Antropolożka oceniła, że publikowane w sieci ryciny "z pewnością nie są materiałami przygotowanymi w sposób profesjonalny i rzetelny, nie są też wystarczająco szczegółowe". Dlatego jej zdaniem "nie stanowią wartościowego materiału dydaktycznego".

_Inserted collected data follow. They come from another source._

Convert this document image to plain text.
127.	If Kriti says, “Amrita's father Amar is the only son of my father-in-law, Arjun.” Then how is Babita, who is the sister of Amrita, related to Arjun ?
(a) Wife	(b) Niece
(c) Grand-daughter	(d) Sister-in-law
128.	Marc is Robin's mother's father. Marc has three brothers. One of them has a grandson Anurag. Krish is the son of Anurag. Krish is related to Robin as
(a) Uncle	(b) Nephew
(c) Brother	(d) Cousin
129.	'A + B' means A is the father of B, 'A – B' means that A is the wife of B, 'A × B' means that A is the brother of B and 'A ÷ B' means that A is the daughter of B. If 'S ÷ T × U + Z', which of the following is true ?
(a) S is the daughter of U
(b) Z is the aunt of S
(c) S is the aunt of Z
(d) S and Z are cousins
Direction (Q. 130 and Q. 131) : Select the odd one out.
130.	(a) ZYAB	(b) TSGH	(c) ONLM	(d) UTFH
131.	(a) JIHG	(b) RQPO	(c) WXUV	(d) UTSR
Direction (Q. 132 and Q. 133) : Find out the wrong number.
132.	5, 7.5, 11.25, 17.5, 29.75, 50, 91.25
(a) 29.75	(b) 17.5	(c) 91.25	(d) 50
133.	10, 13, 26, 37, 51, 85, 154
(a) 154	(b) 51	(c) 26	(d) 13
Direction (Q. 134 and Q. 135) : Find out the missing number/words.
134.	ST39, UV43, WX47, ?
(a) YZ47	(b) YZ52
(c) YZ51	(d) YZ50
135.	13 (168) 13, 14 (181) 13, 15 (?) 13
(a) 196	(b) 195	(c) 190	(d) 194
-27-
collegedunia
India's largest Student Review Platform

Odnosząc się do opisów na grafice, dr Cieślik zwróciła uwagę, że "sama grafika nie jest wystarczająco precyzyjna, ma jedynie charakter poglądowy". "W ocenie płci na podstawie morfologii czaszki bierze się pod uwagę znacznie więcej cech, a nie tylko stopień pochylenia łuski kości czołowej (nie kości czołowej jako całości) czy wielkość wyrostków sutkowatych" - wyjaśniła. "Tego rodzaju materiały graficzne często celowo są bardzo proste i przerysowane w formie, aby zwrócić uwagę na te cechy morfologiczne (w tym przypadku czaszek), które różnią się najbardziej pomiędzy płciami, jednak ta konkretna grafika jest zbyt uproszczona i niedokładnie opisana" – podsumowała.

Co do samych ewentualnych różnic między czaszkami kobiety i mężczyzny dr Cieślik wyjaśniła, że "czaszki męskie i żeńskie różnią się pomiędzy sobą, jednak populacje nie składają się wyłącznie z osobników o skrajnych fenotypach" (dostrzegalne cechy organizmu - red.). "Jest bardzo wiele czaszek, które nie mają cech wyrażonych skrajnie w kierunku męskim lub żeńskim lub też stanowią ich mieszankę" - dodała. "Przesłana grafika w żadnym stopniu nie prezentuje sytuacji uśrednionej - przeciwnie, zobrazowane są na niej skrajności w budowie morfologicznej czaszki męskiej i żeńskiej" – podkreśliła.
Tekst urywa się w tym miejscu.